宇川の河口の沖から見ると、上野の集落がある台地が見えます。遠くには太鼓山の発電風車まで見通せます。太鼓山は、今から2000万年ほど前にユーラシア大陸の縁で噴火していた火山の溶岩でできています。黒っぽい安山岩や玄武岩が発電風車に近づく道路沿いで見られます。
 上野の台地は海岸段丘です。波に削られて平らになった昔の浅い海底が海上に姿を現したものです。今から12万年ほど前、地球上が暖かかった間氷期に海面も高くなっていましたが、その時の海底が、その後の地殻変動の影響も受けて隆起したものと考えられています。ちなみに、この当時の海は、竹野川沿いに内陸にまで入り込んだようで、弥栄町黒部では海にすむ貝の化石が見つかる地層があります。
 上野や平、此代に広がる海岸段丘の海食崖がつくる絶壁や海中の岩場などが、景勝「丹後松島」をつくっています。
<上野の海岸段丘>





 犬が岬は安山岩からできていて、この安山岩は南の依遅ヶ尾山まで続いています。犬ヶ岬でも柱状節理が見事です。1400万年ほど前に噴出した溶岩です。
 海食崖がつくる岩場は釣りのポイントにもなっています。また、海食崖の表には、周りの石より少し光ったように見える部分もあります。断層運動か崩落のために、岩がそこで滑った跡でしょう。海食洞もいくつかあります。

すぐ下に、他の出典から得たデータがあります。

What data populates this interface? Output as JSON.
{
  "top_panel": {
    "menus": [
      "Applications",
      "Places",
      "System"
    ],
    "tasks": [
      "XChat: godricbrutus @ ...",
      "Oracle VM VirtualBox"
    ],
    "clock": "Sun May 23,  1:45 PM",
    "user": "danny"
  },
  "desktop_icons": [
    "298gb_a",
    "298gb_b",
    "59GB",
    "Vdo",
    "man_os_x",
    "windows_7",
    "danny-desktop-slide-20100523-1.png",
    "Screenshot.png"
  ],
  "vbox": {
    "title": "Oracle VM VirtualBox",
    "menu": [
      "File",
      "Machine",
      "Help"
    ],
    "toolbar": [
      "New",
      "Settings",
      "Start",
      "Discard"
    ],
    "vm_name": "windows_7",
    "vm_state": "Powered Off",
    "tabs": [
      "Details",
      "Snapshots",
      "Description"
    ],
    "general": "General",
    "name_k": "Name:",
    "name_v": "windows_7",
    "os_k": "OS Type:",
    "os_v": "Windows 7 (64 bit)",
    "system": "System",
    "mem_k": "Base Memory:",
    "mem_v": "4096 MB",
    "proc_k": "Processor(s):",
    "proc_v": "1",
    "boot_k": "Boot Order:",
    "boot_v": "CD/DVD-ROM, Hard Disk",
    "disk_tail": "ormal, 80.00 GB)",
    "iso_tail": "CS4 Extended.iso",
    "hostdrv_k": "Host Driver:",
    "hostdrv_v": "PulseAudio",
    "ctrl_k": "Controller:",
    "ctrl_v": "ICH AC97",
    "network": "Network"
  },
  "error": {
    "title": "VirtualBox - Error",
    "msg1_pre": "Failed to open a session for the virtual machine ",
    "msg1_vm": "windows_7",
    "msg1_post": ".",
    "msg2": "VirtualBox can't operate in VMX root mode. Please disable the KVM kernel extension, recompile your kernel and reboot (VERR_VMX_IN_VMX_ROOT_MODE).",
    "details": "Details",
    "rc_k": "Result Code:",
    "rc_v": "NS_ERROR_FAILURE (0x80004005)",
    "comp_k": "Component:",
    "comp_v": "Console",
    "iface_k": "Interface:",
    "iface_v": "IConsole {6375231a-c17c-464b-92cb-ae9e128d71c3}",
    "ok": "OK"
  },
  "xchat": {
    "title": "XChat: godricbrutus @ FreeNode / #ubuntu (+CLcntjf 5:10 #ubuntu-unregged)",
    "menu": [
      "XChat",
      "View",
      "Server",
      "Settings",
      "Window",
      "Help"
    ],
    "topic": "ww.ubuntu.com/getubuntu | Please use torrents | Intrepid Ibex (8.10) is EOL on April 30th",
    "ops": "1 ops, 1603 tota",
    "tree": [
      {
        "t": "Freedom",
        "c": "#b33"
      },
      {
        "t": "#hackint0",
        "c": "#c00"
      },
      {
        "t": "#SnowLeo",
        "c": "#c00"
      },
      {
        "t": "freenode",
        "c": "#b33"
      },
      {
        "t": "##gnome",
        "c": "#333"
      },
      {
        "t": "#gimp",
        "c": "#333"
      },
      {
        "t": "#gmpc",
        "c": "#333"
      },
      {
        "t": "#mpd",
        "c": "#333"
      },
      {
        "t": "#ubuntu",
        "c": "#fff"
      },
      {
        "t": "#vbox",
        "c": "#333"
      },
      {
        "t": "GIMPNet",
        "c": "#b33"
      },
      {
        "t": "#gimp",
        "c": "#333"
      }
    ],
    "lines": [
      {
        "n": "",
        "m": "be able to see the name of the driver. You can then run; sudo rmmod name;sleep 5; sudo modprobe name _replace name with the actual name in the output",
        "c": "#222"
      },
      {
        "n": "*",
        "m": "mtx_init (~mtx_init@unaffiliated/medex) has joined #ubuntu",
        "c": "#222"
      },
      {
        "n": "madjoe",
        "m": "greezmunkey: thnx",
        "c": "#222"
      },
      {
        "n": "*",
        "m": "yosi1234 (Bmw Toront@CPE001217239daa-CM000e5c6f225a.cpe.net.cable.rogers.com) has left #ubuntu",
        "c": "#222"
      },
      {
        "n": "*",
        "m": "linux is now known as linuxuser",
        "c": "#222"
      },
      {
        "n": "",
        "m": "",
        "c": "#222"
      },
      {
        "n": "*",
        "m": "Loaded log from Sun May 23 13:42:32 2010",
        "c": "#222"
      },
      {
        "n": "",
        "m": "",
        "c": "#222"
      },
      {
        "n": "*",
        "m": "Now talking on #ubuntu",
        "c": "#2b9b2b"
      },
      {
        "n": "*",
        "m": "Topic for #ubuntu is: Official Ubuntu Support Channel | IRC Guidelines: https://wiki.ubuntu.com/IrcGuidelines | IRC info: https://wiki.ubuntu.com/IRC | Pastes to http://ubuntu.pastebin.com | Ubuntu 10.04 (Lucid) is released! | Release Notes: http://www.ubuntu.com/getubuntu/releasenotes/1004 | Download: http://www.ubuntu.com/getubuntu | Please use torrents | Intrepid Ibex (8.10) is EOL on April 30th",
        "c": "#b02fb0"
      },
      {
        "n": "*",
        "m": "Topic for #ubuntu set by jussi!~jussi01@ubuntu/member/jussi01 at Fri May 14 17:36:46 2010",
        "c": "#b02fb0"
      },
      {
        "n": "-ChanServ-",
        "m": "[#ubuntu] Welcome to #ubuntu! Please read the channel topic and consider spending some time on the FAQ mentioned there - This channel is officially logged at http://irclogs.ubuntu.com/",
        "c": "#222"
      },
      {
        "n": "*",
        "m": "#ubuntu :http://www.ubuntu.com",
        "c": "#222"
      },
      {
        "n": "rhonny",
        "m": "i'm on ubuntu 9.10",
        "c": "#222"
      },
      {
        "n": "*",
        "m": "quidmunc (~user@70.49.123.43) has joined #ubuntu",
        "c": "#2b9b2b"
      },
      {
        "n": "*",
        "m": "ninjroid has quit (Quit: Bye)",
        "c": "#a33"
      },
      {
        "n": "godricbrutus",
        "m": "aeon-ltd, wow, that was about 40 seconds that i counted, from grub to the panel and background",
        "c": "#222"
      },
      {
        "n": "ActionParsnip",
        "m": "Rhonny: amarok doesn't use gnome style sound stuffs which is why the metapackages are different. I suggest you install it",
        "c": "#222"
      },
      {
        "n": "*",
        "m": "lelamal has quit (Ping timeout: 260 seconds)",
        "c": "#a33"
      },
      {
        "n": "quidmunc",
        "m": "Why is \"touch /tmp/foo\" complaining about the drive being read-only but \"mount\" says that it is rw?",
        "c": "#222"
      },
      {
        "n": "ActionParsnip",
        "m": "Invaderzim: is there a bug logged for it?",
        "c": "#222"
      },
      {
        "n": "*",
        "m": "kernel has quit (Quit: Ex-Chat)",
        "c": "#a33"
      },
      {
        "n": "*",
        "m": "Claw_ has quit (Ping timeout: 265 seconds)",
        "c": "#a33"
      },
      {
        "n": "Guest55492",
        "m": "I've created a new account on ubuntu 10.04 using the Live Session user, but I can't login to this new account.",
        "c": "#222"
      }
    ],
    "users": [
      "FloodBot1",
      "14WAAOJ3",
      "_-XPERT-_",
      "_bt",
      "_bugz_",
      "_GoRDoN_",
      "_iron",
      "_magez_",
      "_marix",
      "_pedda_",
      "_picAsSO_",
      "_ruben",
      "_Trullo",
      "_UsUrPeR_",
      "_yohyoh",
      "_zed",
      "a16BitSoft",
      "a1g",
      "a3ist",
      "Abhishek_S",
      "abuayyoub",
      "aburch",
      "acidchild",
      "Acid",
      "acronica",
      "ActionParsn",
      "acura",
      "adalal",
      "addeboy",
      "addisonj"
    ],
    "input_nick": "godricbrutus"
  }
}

 犬ヶ岬を回りこむと筆石の沖にかかってきます。ここは海岸段丘が見事に見えます。
 海からみると海岸段丘の縁の海食崖にまぎれて目立ちませんが、「屏風岩」も見られます。マグマが地層中に貫入した岩脈というものです。このあたりの地層は、東方の丹後層よりやや古く約1500万年前のものと考えられていて、網野層とよばれています。岩脈の時代は地層が堆積して間もなく貫入したことがわかっています。
 海岸段丘の縁の海食崖が切れるところには小さな白い砂浜があります。丹後半島の砂浜は、「白砂青松」の典型である瀬戸内海と同じように、山地の花崗岩が風化してできた砂が川を流れて海にまで運ばれてきたものです。丹後でも、竹野川の上流―弥栄町から峰山、大宮町にかけての山地は花崗岩です。花崗岩はユーラシア大陸の地下で、6000万年ほど前にマグマが冷え固まってできたものです。
<筆石の海岸段丘と「屏風岩」>


 有名な「立岩」は岩床と言って、マグマが地層の間に水平に割り込んでいって冷え固まったものです。ずいぶん広い岩床で、竹野の港の付近から立岩、丹後庁舎背後の採石場まで続くようです。マグマがゆっくり冷えて固まったので、柱状節理が見事です。周囲の地層と同じ1500万年前ころに貫入したようです。
<海上から見た立岩。背後に依遅ヶ尾山>


 ここは以前にも出てきた海食台という地形で、平らなので海藻を干したりするのにも使われるようです。網野層の時代の火砕流によってできた地層です。ここでは、船からは見えませんが、近づいて見ると、下位の地層が風船のように膨らんで上の地層の中に入り込んできた様子が見えます。「ドーム状構造」という名称がつけられています。このような構造ができるのは、推定ですが、堆積して間もない水をたくさん含んだ地層が、下から貫入してきたマグマに熱されて水が沸騰し、その圧力で上の地層の中へ膨らんでいったものでしょう。ここにも、昔の丹後の特徴であるマグマの活動の一端が見られます。このように活発だったマグマの熱の影響で、久美浜から木津、網野、掛津、中浜などの温泉がわいているのです。